Rétros 2016: l’année de la découverte du pétrole et du gaz, accompagnée d’une polémique qui ne s’estompe point

Au terme de l’année 2016 qui tire à sa fin, l’actualité la plus saillante a été sans nul doute les découvertes de pétroles et de gaz au large des côtes sénégalaises. Une découverte qui fait entrer le Sénégal dans le club des pays producteurs de pétroles et gaz. Mais les attributions de licences d’exploitations ont suscité au niveau de l’opposition sénégalaise de vifs débats sur l’implication du frère du président de la République, Aliou Sall. Un débat politico économique qui se referme pour s’ouvrir sur la nouvelle année 2017. Une polémique qui a fini de prendre des allures judiciaires. Des plaintes dont les suites sont attendues avec cette nouvelle année qui force les portes. C’est ainsi que les rideaux baissent sur 2016, tachetés d’effluves de pétroles et de gaz.



Rétros 2016: l’année de la découverte du pétrole et du gaz, accompagnée d’une polémique qui ne s’estompe point
Pétrole et gaz : voir l’avenir en  grand avec 100 mille à 120 mille barils/jour à partir de 2021
La bonne nouvelle est tombée le 7 octobre 2014. Cairn Energy annonce avoir détecté une bonne quantité de pétrole à 100 km des côtes sénégalaises. À 1427 mètres de profondeur sur le bloc Sangomar Deep (Sangomar profond). Moins d’un an plus tard, son Président-directeur général, Simon Thomson, confirme les généreuses estimations. Un chiffre à l’appui : «  Nous croyons que nous avons découvert un bassin de classe mondiale avec un potentiel estimé à plus d’un milliard de barils de brut.  »
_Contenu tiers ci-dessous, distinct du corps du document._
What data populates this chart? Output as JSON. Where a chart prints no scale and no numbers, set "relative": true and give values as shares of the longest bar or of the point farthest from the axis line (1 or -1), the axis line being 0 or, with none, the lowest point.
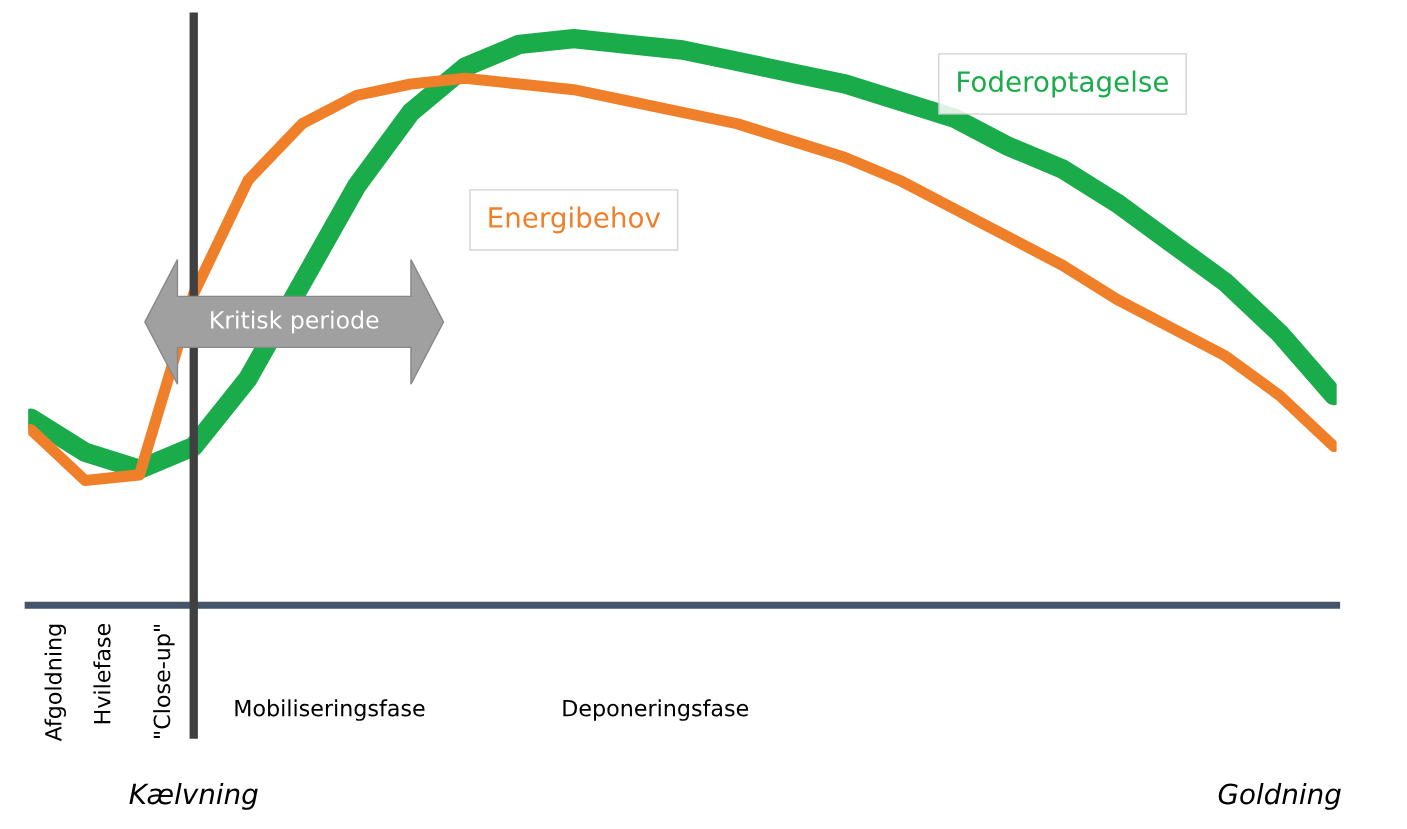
{
  "chart_data": {
    "type": "line",
    "relative": true,
    "legend": false,
    "grid": false,
    "marker": "none",
    "line_style": "solid",
    "categories": [
      null,
      null,
      null,
      "Kælvning",
      null,
      null,
      null,
      null,
      null,
      null,
      null,
      null,
      null,
      null,
      null,
      null,
      null,
      null,
      null,
      null,
      null,
      null,
      null,
      "Goldning",
      null
    ],
    "series": [
      {
        "name": "Foderoptagelse",
        "color": "#1aab4b",
        "values": [
          0.33,
          0.27,
          0.24,
          0.28,
          0.4,
          0.57,
          0.74,
          0.87,
          0.95,
          0.99,
          1.0,
          0.99,
          0.98,
          0.96,
          0.94,
          0.92,
          0.89,
          0.86,
          0.81,
          0.77,
          0.71,
          0.64,
          0.57,
          0.48,
          0.37
        ]
      },
      {
        "name": "Energibehov",
        "color": "#f07f2a",
        "values": [
          0.31,
          0.22,
          0.23,
          0.55,
          0.75,
          0.85,
          0.9,
          0.92,
          0.93,
          0.92,
          0.91,
          0.89,
          0.87,
          0.85,
          0.82,
          0.79,
          0.75,
          0.7,
          0.65,
          0.6,
          0.54,
          0.49,
          0.44,
          0.37,
          0.28
        ]
      }
    ],
    "ref_lines": [
      {
        "axis": "x",
        "value": "Kælvning",
        "color": "#404040"
      }
    ],
    "annotations": [
      "Kritisk periode",
      "Afgoldning",
      "Hvilefase",
      "\"Close-up\"",
      "Mobiliseringsfase",
      "Deponeringsfase"
    ]
  }
}
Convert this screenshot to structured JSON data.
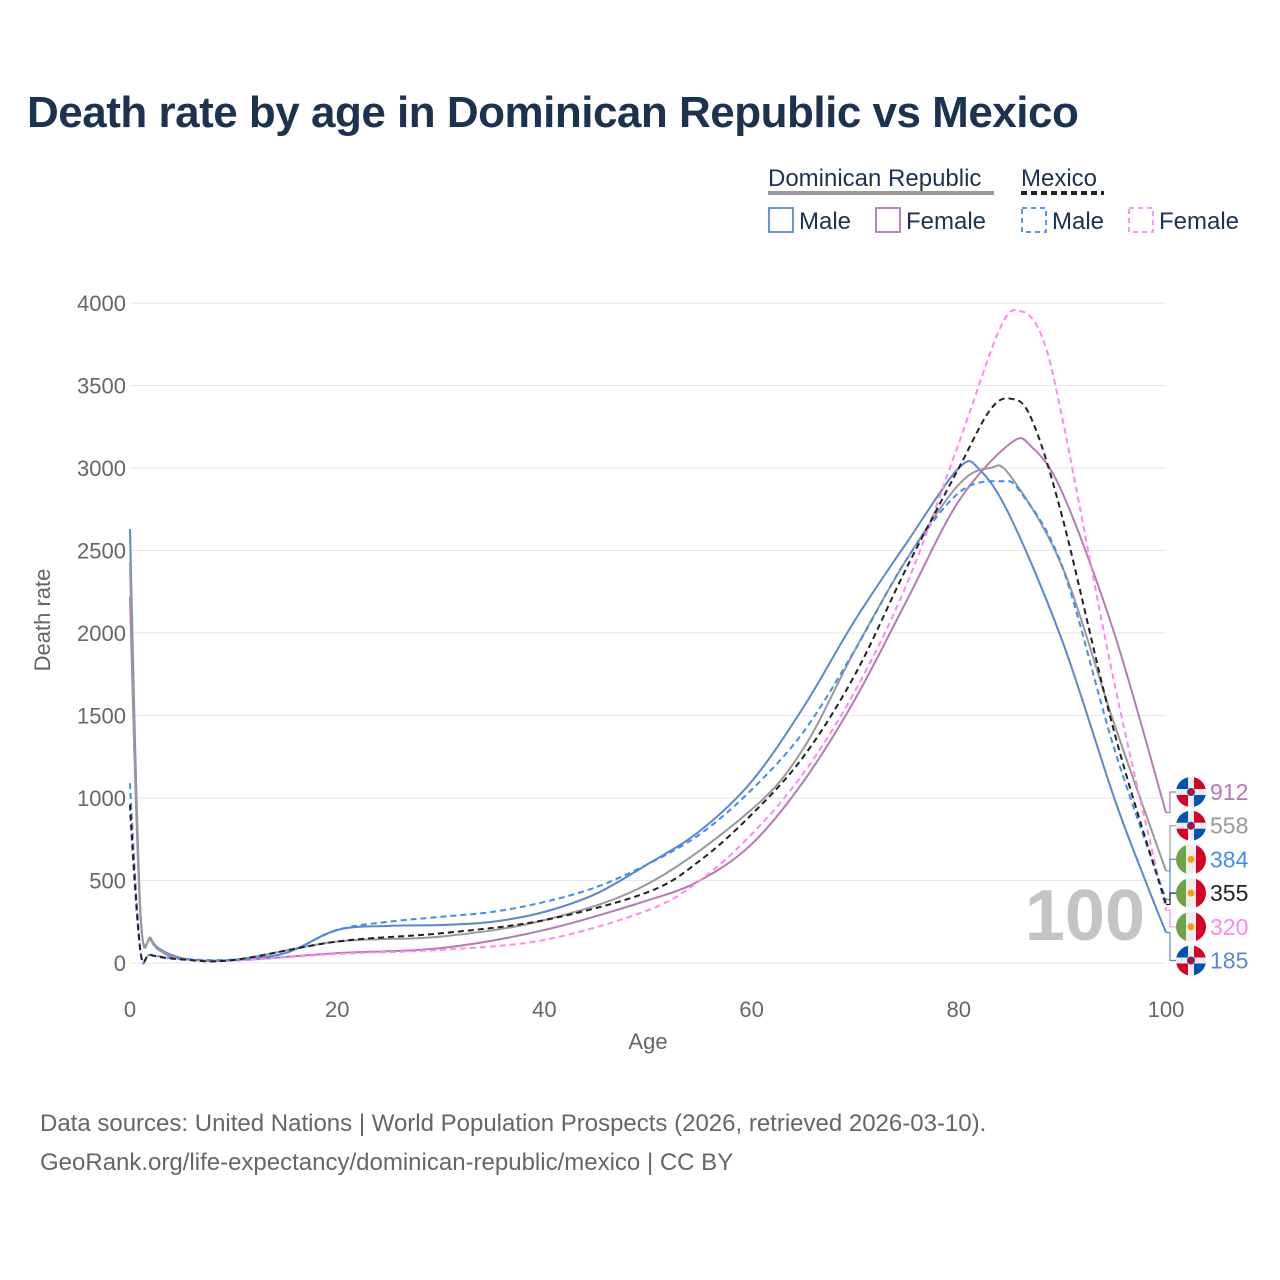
{
  "chart_data": {
    "type": "line",
    "title": "Death rate by age in Dominican Republic vs Mexico",
    "xlabel": "Age",
    "ylabel": "Death rate",
    "xlim": [
      0,
      100
    ],
    "ylim": [
      0,
      4000
    ],
    "xticks": [
      "0",
      "20",
      "40",
      "60",
      "80",
      "100"
    ],
    "yticks": [
      "0",
      "500",
      "1000",
      "1500",
      "2000",
      "2500",
      "3000",
      "3500",
      "4000"
    ],
    "watermark": "100",
    "legend": {
      "groups": [
        {
          "name": "Dominican Republic",
          "items": [
            "Male",
            "Female"
          ]
        },
        {
          "name": "Mexico",
          "items": [
            "Male",
            "Female"
          ]
        }
      ],
      "placement": "top-right"
    },
    "series": [
      {
        "name": "Dominican Republic Male",
        "country": "Dominican Republic",
        "color": "#5a86d3",
        "dash": false,
        "end_label": "185",
        "x": [
          0,
          1,
          2,
          3,
          5,
          7,
          10,
          15,
          20,
          25,
          30,
          35,
          40,
          45,
          50,
          55,
          60,
          65,
          70,
          75,
          80,
          82,
          85,
          90,
          95,
          98,
          100
        ],
        "y": [
          2630,
          320,
          150,
          80,
          30,
          15,
          20,
          60,
          200,
          225,
          230,
          250,
          310,
          420,
          600,
          800,
          1100,
          1550,
          2080,
          2550,
          3000,
          2990,
          2700,
          1950,
          1000,
          500,
          185
        ]
      },
      {
        "name": "Dominican Republic Female",
        "country": "Dominican Republic",
        "color": "#b57ab4",
        "dash": false,
        "end_label": "912",
        "x": [
          0,
          1,
          2,
          3,
          5,
          10,
          20,
          30,
          40,
          50,
          55,
          60,
          65,
          70,
          75,
          80,
          85,
          87,
          90,
          95,
          100
        ],
        "y": [
          2220,
          300,
          140,
          70,
          25,
          15,
          60,
          90,
          200,
          380,
          500,
          720,
          1100,
          1600,
          2200,
          2800,
          3150,
          3130,
          2850,
          2000,
          912
        ]
      },
      {
        "name": "Dominican Republic Total",
        "country": "Dominican Republic",
        "color": "#999999",
        "dash": false,
        "end_label": "558",
        "x": [
          0,
          1,
          2,
          3,
          5,
          10,
          20,
          30,
          40,
          50,
          60,
          65,
          70,
          75,
          80,
          83,
          85,
          90,
          95,
          100
        ],
        "y": [
          2430,
          310,
          145,
          75,
          28,
          18,
          130,
          160,
          260,
          480,
          930,
          1300,
          1900,
          2450,
          2900,
          3000,
          2950,
          2400,
          1450,
          558
        ]
      },
      {
        "name": "Mexico Male",
        "country": "Mexico",
        "color": "#3f8cf5",
        "dash": true,
        "end_label": "384",
        "x": [
          0,
          1,
          2,
          5,
          10,
          15,
          20,
          25,
          30,
          35,
          40,
          45,
          50,
          55,
          60,
          65,
          70,
          75,
          80,
          84,
          86,
          90,
          95,
          100
        ],
        "y": [
          1090,
          80,
          50,
          25,
          20,
          60,
          200,
          250,
          280,
          310,
          370,
          460,
          600,
          780,
          1050,
          1400,
          1900,
          2450,
          2850,
          2920,
          2850,
          2400,
          1300,
          384
        ]
      },
      {
        "name": "Mexico Female",
        "country": "Mexico",
        "color": "#ff88ee",
        "dash": true,
        "end_label": "320",
        "x": [
          0,
          1,
          2,
          5,
          10,
          20,
          30,
          40,
          50,
          55,
          60,
          65,
          70,
          75,
          80,
          84,
          86,
          88,
          90,
          95,
          100
        ],
        "y": [
          900,
          70,
          45,
          20,
          15,
          55,
          80,
          140,
          320,
          500,
          780,
          1150,
          1650,
          2300,
          3150,
          3850,
          3950,
          3800,
          3300,
          1700,
          320
        ]
      },
      {
        "name": "Mexico Total",
        "country": "Mexico",
        "color": "#222222",
        "dash": true,
        "end_label": "355",
        "x": [
          0,
          1,
          2,
          5,
          10,
          20,
          30,
          40,
          50,
          55,
          60,
          65,
          70,
          75,
          80,
          83,
          85,
          87,
          90,
          95,
          100
        ],
        "y": [
          960,
          75,
          48,
          22,
          18,
          130,
          180,
          260,
          430,
          620,
          900,
          1250,
          1750,
          2400,
          3000,
          3350,
          3420,
          3300,
          2700,
          1400,
          355
        ]
      }
    ]
  },
  "footer": {
    "line1": "Data sources: United Nations | World Population Prospects (2026, retrieved 2026-03-10).",
    "line2": "GeoRank.org/life-expectancy/dominican-republic/mexico | CC BY"
  }
}
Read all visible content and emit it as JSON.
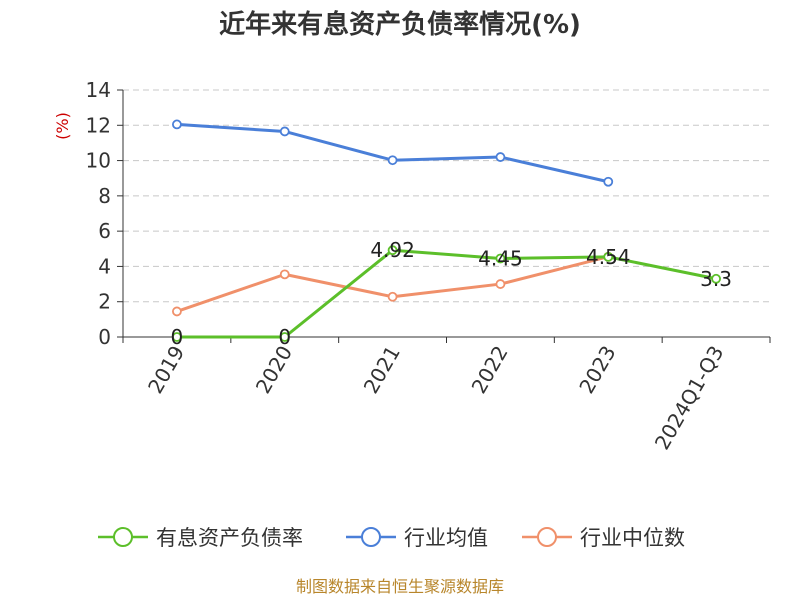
{
  "chart_data": {
    "type": "line",
    "title": "近年来有息资产负债率情况(%)",
    "ylabel": "(%)",
    "categories": [
      "2019",
      "2020",
      "2021",
      "2022",
      "2023",
      "2024Q1-Q3"
    ],
    "ylim": [
      0,
      14
    ],
    "yticks": [
      "0",
      "2",
      "4",
      "6",
      "8",
      "10",
      "12",
      "14"
    ],
    "grid": true,
    "legend_position": "bottom",
    "series": [
      {
        "name": "有息资产负债率",
        "color": "#5cbf2a",
        "values": [
          0,
          0,
          4.92,
          4.45,
          4.54,
          3.3
        ],
        "labels": [
          "0",
          "0",
          "4.92",
          "4.45",
          "4.54",
          "3.3"
        ]
      },
      {
        "name": "行业均值",
        "color": "#4a7fd8",
        "values": [
          12.05,
          11.65,
          10.02,
          10.2,
          8.8,
          null
        ]
      },
      {
        "name": "行业中位数",
        "color": "#f0906a",
        "values": [
          1.45,
          3.55,
          2.28,
          3.0,
          4.55,
          null
        ]
      }
    ]
  },
  "source": "制图数据来自恒生聚源数据库"
}
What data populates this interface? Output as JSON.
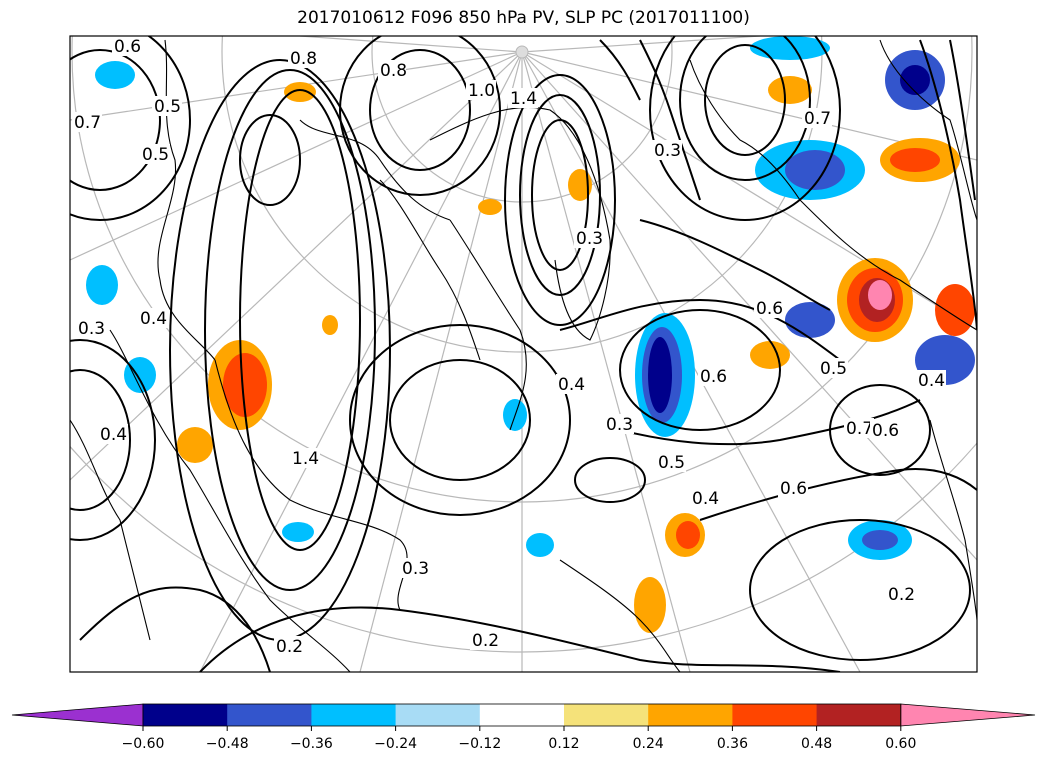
{
  "title": "2017010612 F096 850 hPa PV, SLP PC (2017011100)",
  "colorbar": {
    "ticks": [
      "−0.60",
      "−0.48",
      "−0.36",
      "−0.24",
      "−0.12",
      "0.12",
      "0.24",
      "0.36",
      "0.48",
      "0.60"
    ],
    "colors": [
      "#9b30d0",
      "#00008b",
      "#3355cc",
      "#00bfff",
      "#a8dcf5",
      "#ffffff",
      "#f5e27a",
      "#ffa500",
      "#ff4500",
      "#b22222",
      "#ff85b0"
    ]
  },
  "contour_labels": [
    "0.6",
    "0.5",
    "0.8",
    "0.7",
    "0.5",
    "1.0",
    "1.4",
    "0.3",
    "0.4",
    "0.3",
    "0.8",
    "1.4",
    "0.3",
    "0.4",
    "0.6",
    "0.5",
    "0.7",
    "0.6",
    "0.4",
    "0.3",
    "0.5",
    "0.4",
    "0.6",
    "0.2",
    "0.2",
    "0.2",
    "0.3",
    "0.4",
    "0.6",
    "0.7"
  ]
}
«Nous croyons que nous avons découvert un bassin de classe mondiale avec un potentiel estimé à plus d’un milliard de barils de brut»
Ces prévisions pour le pétrole sénégalais sont d’autant plus alléchantes qu’elles attirent une autre compagnie sur le coup, le géant australien Woodside Petroleum. Cette compagnie était active dans l’exploration pétrolière au Sénégal au début des années 2000.  Car il faut dire que les chances de trouver du pétrole datent des années 2000 en réalité, selon plusieurs experts.
 
Ainsi au mois de juillet dernier, ConocoPhilips a accepté de lui céder ses parts contre 350 millions de dollars (plus de 175 milliards de francs CFA), plus un ajustement d’environ 80 millions de dollars (40 milliards de francs CFA). Selon Jeune Afrique, «cette transaction doit encore recevoir l’aval des autorités».
 
Une énorme découverte qui dope les ambitions du Président de la République 
Des estimations qui font pousser des ailes au pouvoir. Et lorsque tombèrent les premières estimations du potentiel pétrolier et gazier sénégalais, le Président Macky Sall s’emballa: «Si le Sénégal commence l’exploitation de ces ressources avec une gestion saine et transparente, le pays peut atteindre l’émergence en 2025, bien avant 2035, date butoir du PSE».
 

Une gestion des ressources pétrolières et gazières, objet de polémique entre le pouvoir, l’opposition et la société civile.
Une découverte qui a fini de créer des dissensions entre le pouvoir et une partie de l’opposition et de la société civile.
 
Un débat qui déchaîne les passions à tort ou à raison, selon le camp où l’on se trouve, celui de l’opposition ou celui du pouvoir.  D’interpellation en interpellation, le pouvoir a fini par lâcher du lest en autorisant aux services concernés de publier désormais tous les contrats.  Et, c’est le premier ministre qui est monté au front pour brandir la menace de poursuites judiciaires contre toutes personnes qui s’aventureraient désormais à divulguer de fausses informations sur ces ressources.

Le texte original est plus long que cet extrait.